Tüm sistemlerle ilişkili olan mikrobiyotamız bütüncül bir sağlık için en önemli kilit noktadır. Doğumla birlikte oluşmaya başlayan, beslenme ve çevresel faktörlerle hayat boyu şekillenen, değişen mikrobiyotamız tüm yaşamsal süreçlerde ve pek çok hastalığın temelinde yer alır. Peki sağlıklı ve dengeli bir bağırsak mikrobiyotasının görevleri nedir?
-Bağırsaklara ulaşan toksinleri parçalarlar, kanserojen maddelerin etkinliğini azaltır.
-Karbonhidrat kalıntılarından enerji elde edilmesini sağlar.
-B12, folik asit ve K2 vitamini sentezler.
-Kalsiyum, magnezyum ve demir emilimine destek olur.
-Bağırsak immün sistemi (GALT) ile birlikte bağışıklık yanıtında kilit rol oynar. Alerji gelişimine engel olur.
-Bazı gıdalardaki sindirime dirençli çözünür lifleri besin olarak kullanırlar.
-Bağırsaklardaki pH dengesini sağlar, patojenlerin üremesini engeller.
-Epitel bütünlüğünü koruyarak geçirgen bağırsak gelişimini engeller.
-Kolon kanseri gelişimine engel olurlar.
-Safra tuzlarının geri dönüşümünü sağlar.
-Bağırsak hareketlerini düzenlerler.
-Bağırsaklardaki enterik sinir sistemi etkileşimi ile stres, ağrı kontrolü, duygudurum bozuklukları ve nöropsikiyatrik hastalıklardan koruyucudur.

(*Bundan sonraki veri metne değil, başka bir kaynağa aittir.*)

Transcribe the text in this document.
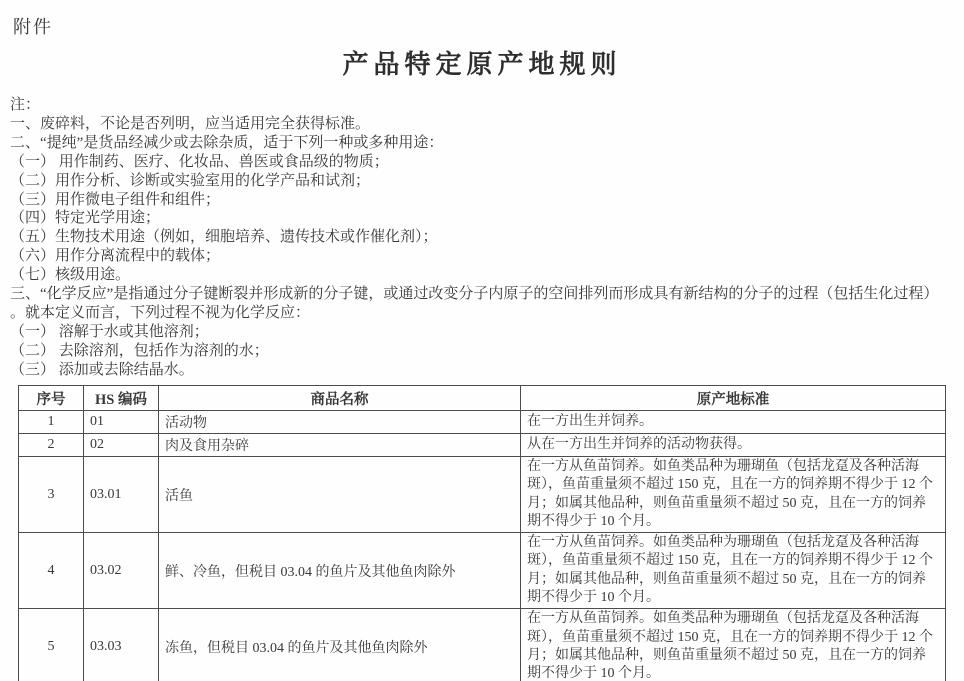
附件
产品特定原产地规则
注：
一、废碎料，不论是否列明，应当适用完全获得标准。
二、“提纯”是货品经减少或去除杂质，适于下列一种或多种用途：
（一） 用作制药、医疗、化妆品、兽医或食品级的物质；
（二）用作分析、诊断或实验室用的化学产品和试剂；
（三）用作微电子组件和组件；
（四）特定光学用途；
（五）生物技术用途（例如，细胞培养、遗传技术或作催化剂）；
（六）用作分离流程中的载体；
（七）核级用途。
三、“化学反应”是指通过分子键断裂并形成新的分子键，或通过改变分子内原子的空间排列而形成具有新结构的分子的过程（包括生化过程）
。就本定义而言，下列过程不视为化学反应：
（一） 溶解于水或其他溶剂；
（二） 去除溶剂，包括作为溶剂的水；
（三） 添加或去除结晶水。
序号	HS 编码	商品名称	原产地标准
1	01	活动物	在一方出生并饲养。
2	02	肉及食用杂碎	从在一方出生并饲养的活动物获得。
3	03.01	活鱼	在一方从鱼苗饲养。如鱼类品种为珊瑚鱼（包括龙趸及各种活海斑），鱼苗重量须不超过 150 克，且在一方的饲养期不得少于 12 个月；如属其他品种，则鱼苗重量须不超过 50 克，且在一方的饲养期不得少于 10 个月。
4	03.02	鲜、冷鱼，但税目 03.04 的鱼片及其他鱼肉除外	在一方从鱼苗饲养。如鱼类品种为珊瑚鱼（包括龙趸及各种活海斑），鱼苗重量须不超过 150 克，且在一方的饲养期不得少于 12 个月；如属其他品种，则鱼苗重量须不超过 50 克，且在一方的饲养期不得少于 10 个月。
5	03.03	冻鱼，但税目 03.04 的鱼片及其他鱼肉除外	在一方从鱼苗饲养。如鱼类品种为珊瑚鱼（包括龙趸及各种活海斑），鱼苗重量须不超过 150 克，且在一方的饲养期不得少于 12 个月；如属其他品种，则鱼苗重量须不超过 50 克，且在一方的饲养期不得少于 10 个月。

Sık ilaç kullanımı (antibiyotik, ağrı kesini, steroid, ppi), işlenmiş-katkılı gıdaları yoğun tüketme, düşük lif tüketimi, aşırı kalorili beslenme, bakteriyel/viral enfeksiyonlar, stres gibi faktörler mikrobiyota bütünlüğüne zarar vermektedir.

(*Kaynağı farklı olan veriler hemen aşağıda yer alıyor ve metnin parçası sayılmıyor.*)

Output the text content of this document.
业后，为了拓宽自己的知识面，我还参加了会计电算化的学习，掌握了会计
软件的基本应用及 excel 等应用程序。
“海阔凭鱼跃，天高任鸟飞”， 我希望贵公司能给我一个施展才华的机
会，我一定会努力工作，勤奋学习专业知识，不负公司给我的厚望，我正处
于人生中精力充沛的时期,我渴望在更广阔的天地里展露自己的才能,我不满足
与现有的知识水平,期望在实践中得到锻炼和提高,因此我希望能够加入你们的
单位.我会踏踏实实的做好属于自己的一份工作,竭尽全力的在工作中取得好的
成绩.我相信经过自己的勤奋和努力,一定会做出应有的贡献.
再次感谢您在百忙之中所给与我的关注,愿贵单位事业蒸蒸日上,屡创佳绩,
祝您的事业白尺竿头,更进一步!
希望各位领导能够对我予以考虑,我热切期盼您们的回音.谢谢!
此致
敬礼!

Günümüz modern yaşam şartlarında kaçınmakta zorlandığımız bu faktörler ne yazık ki kronik hastalıkların temelini oluşturmaktadır.Mikrobiyota dengesizliğinin yağlanma artışı ve obezite, akne, alerji, diyabet, artrit, lupus, sedef, otizm, karaciğer yağlanması, irritabl bağırsak sendromu, depresyon gibi hastalıklarla da güçlü ilişkisi ortaya konmuş durumdadır. Sağlıklı yaşam ancak sağlıklı bağırsaklarla mümkündür.